0.855L of 0.0033M AgNO3 is mixed with 0.434L of 0.011M K2CrO4
a)
Dissociation of silver nitrate:
AgNO3 <
Ag(+) + NO3(-)
Dissociation of potassium chromate:
K2CrO4 <
2K(+) + CrO4 (2-)
I've included the charges on the ions, but not the subscripts.
b) General solubility rules state that nitrates are soluble and alkali metal salts are soluble, so the likely precipitate is silver chromate, Ag2CrO4
Net ionic equation:
2Ag(+) + CrO4(2-) <
Ag2CrO4
c) For the dissociation of sparing soluble salts, the solid is placed as the reactant, so:
Ag2CrO4 <
2Ag(+) + CrO4(2-)
K=[P]/[R]
Ksp = [P]
= [Ag(+)]^2[CrO4{2-)]
d) At the moment of mixing:
[Ag(+)] = (0.0033)(0.855) / (1.289)
=0.00219M
[NO3(-)] = (0.0033)(0.855) / (1.289)
=0.00219M
[K(+)] = (2*0.011)(0.434) / (1.289)
=0.0074M
[CrO4(2-)] = (0.01)(.434) / (1.289)
=0.0037M
e) TIP = [Ag(+)]^2[CrO4(2-)]
= (0.00219)^2(0.0037)
=1.77x10^-8
f) The Trial Product uses the current scenario to predict whether precipitation will occur. If the TIP is greater than the Ksp of the salt, a precipitate will form.
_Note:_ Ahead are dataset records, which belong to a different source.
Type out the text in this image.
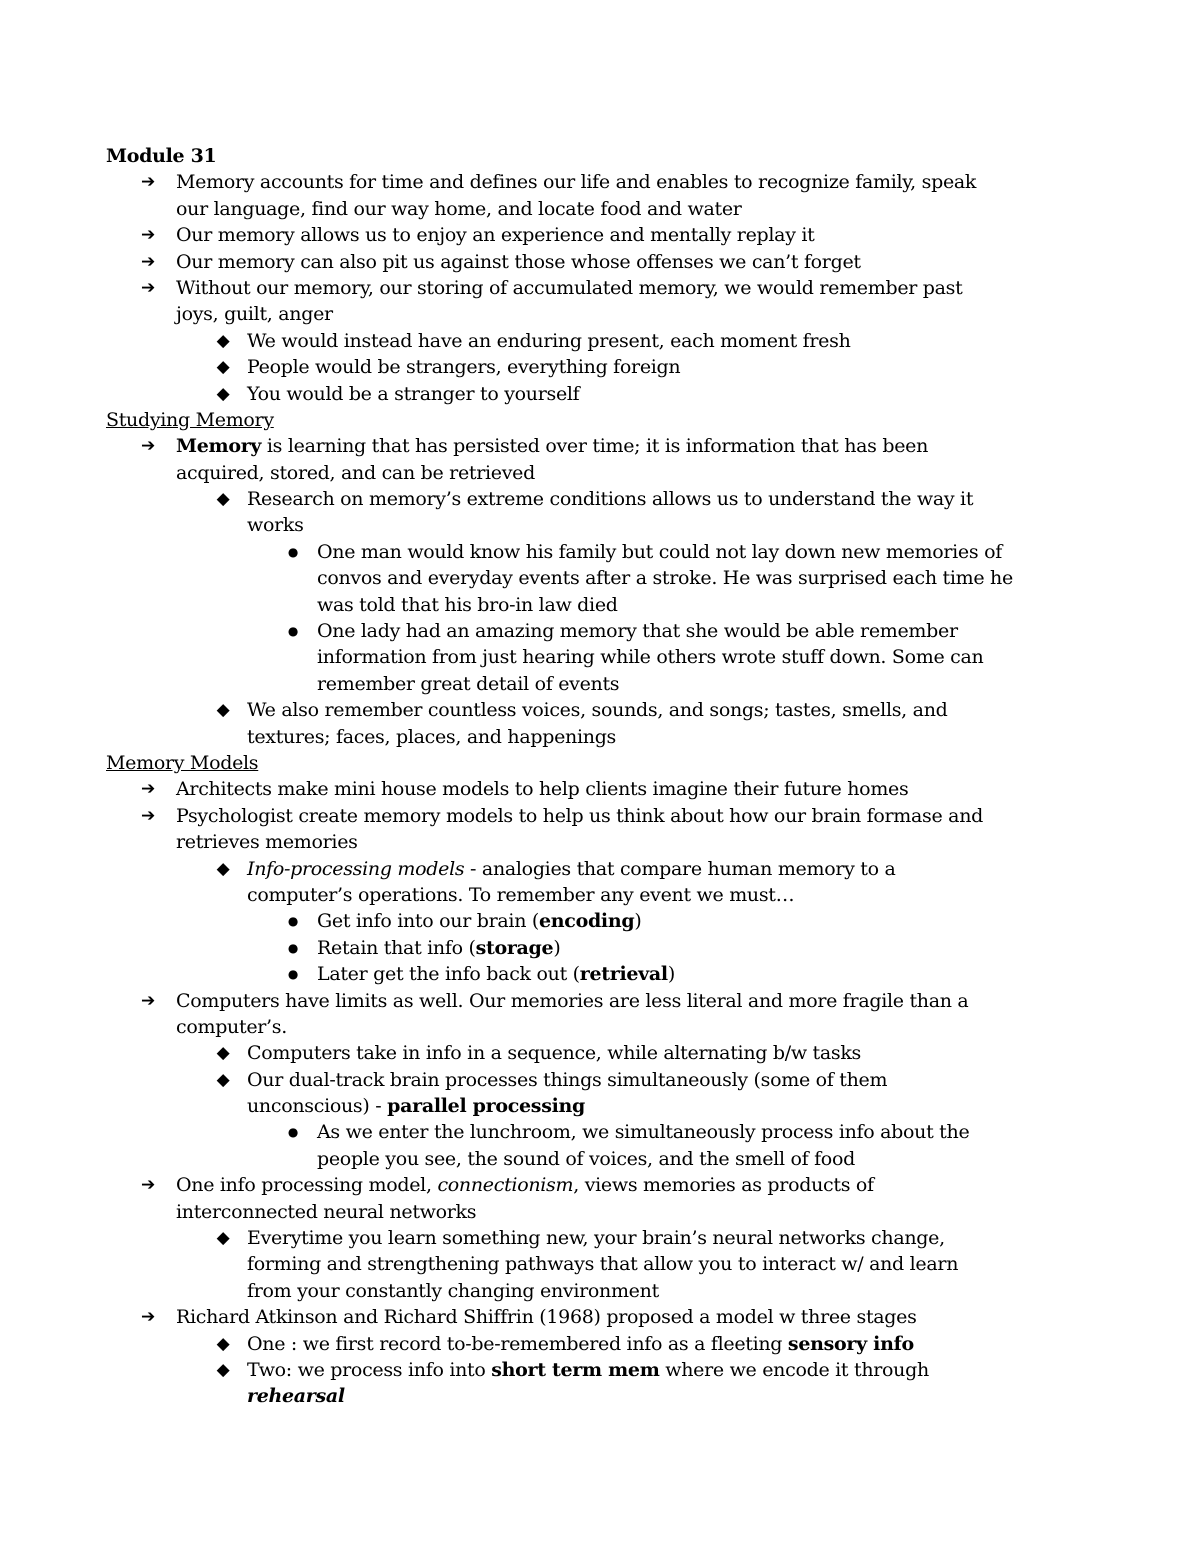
Module 31
➔ Memory accounts for time and defines our life and enables to recognize family, speak
our language, find our way home, and locate food and water
➔ Our memory allows us to enjoy an experience and mentally replay it
➔ Our memory can also pit us against those whose offenses we can’t forget
➔ Without our memory, our storing of accumulated memory, we would remember past
joys, guilt, anger
◆ We would instead have an enduring present, each moment fresh
◆ People would be strangers, everything foreign
◆ You would be a stranger to yourself
Studying Memory
➔ Memory is learning that has persisted over time; it is information that has been
acquired, stored, and can be retrieved
◆ Research on memory’s extreme conditions allows us to understand the way it
works
● One man would know his family but could not lay down new memories of
convos and everyday events after a stroke. He was surprised each time he
was told that his bro-in law died
● One lady had an amazing memory that she would be able remember
information from just hearing while others wrote stuff down. Some can
remember great detail of events
◆ We also remember countless voices, sounds, and songs; tastes, smells, and
textures; faces, places, and happenings
Memory Models
➔ Architects make mini house models to help clients imagine their future homes
➔ Psychologist create memory models to help us think about how our brain formase and
retrieves memories
◆ Info-processing models - analogies that compare human memory to a
computer’s operations. To remember any event we must…
● Get info into our brain (encoding)
● Retain that info (storage)
● Later get the info back out (retrieval)
➔ Computers have limits as well. Our memories are less literal and more fragile than a
computer’s.
◆ Computers take in info in a sequence, while alternating b/w tasks
◆ Our dual-track brain processes things simultaneously (some of them
unconscious) - parallel processing
● As we enter the lunchroom, we simultaneously process info about the
people you see, the sound of voices, and the smell of food
➔ One info processing model, connectionism, views memories as products of
interconnected neural networks
◆ Everytime you learn something new, your brain’s neural networks change,
forming and strengthening pathways that allow you to interact w/ and learn
from your constantly changing environment
➔ Richard Atkinson and Richard Shiffrin (1968) proposed a model w three stages
◆ One : we first record to-be-remembered info as a fleeting sensory info
◆ Two: we process info into short term mem where we encode it through
rehearsal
The Ksp of silver chromate is 1.12x10^-12, so yes a precipitate will form.
g) Assume completion reactions for all salts other than silver chromate because of the solubility of the nitrate salts and the alkali metal salts.
Ag2CrO4 <
2Ag(+) + CrO4(2-)
Ksp = [Ag(+)]^2 [CrO4(2-)]
Let the concentration of CrO4(2-) be x and the concentration of Ag(+) be 2x
1.12x10^-12 = (2x)^2 (x)
1.12x10^-12 = 4x^3
x=6.54x10^-5
Therefore,
[Ag(+)] = 2(6.54x10^-5)
=1.308x10^-4M
[CrO4(2-)] = 6.54x10^-5M
h) To solve for the mass of precipitate formed, find the number of moles of CrO4(2-) ions before any reaction has occured and subtract the number of moles of CrO4(2-) ions after the reaction. This is because in the dissociation reaction of silver chromate, there is a 1:1 mole ratio between silver chromate and the chromate ions.
n (before) = CV
= (0.0219)(1.289)
= 0.0028 mol
n (after) = CV
= (1.308x10^-4)(1.289)
= 1.686x10^-4 mol
n (precipitate) = n (before) - n (after)
= 0.0028 - 1.686x10^-4
=0.0026 mol
m (precipitate) = n*MM
=(0.0026)(331.73)
= 0.8625g
i) In the solution, there are 1.686x10^-4 moles of chromate ions, and because of the mole relationship, there are 3.372x10^-4 moles of silver ions. Each chromate ion has a charge of 2- and each silver ion has a charge of 1-.
+ve charge = (1)(3.372x10^-4)
=3.372x10^-4
-ve charge = (2)(1.686x10^-4)
=3.372x10^-4
j) The net charge equals zero.
k) The net charge equals zero because the solution ions in solution have been formed by the dissociation of the neutral salt Ag2CrO4.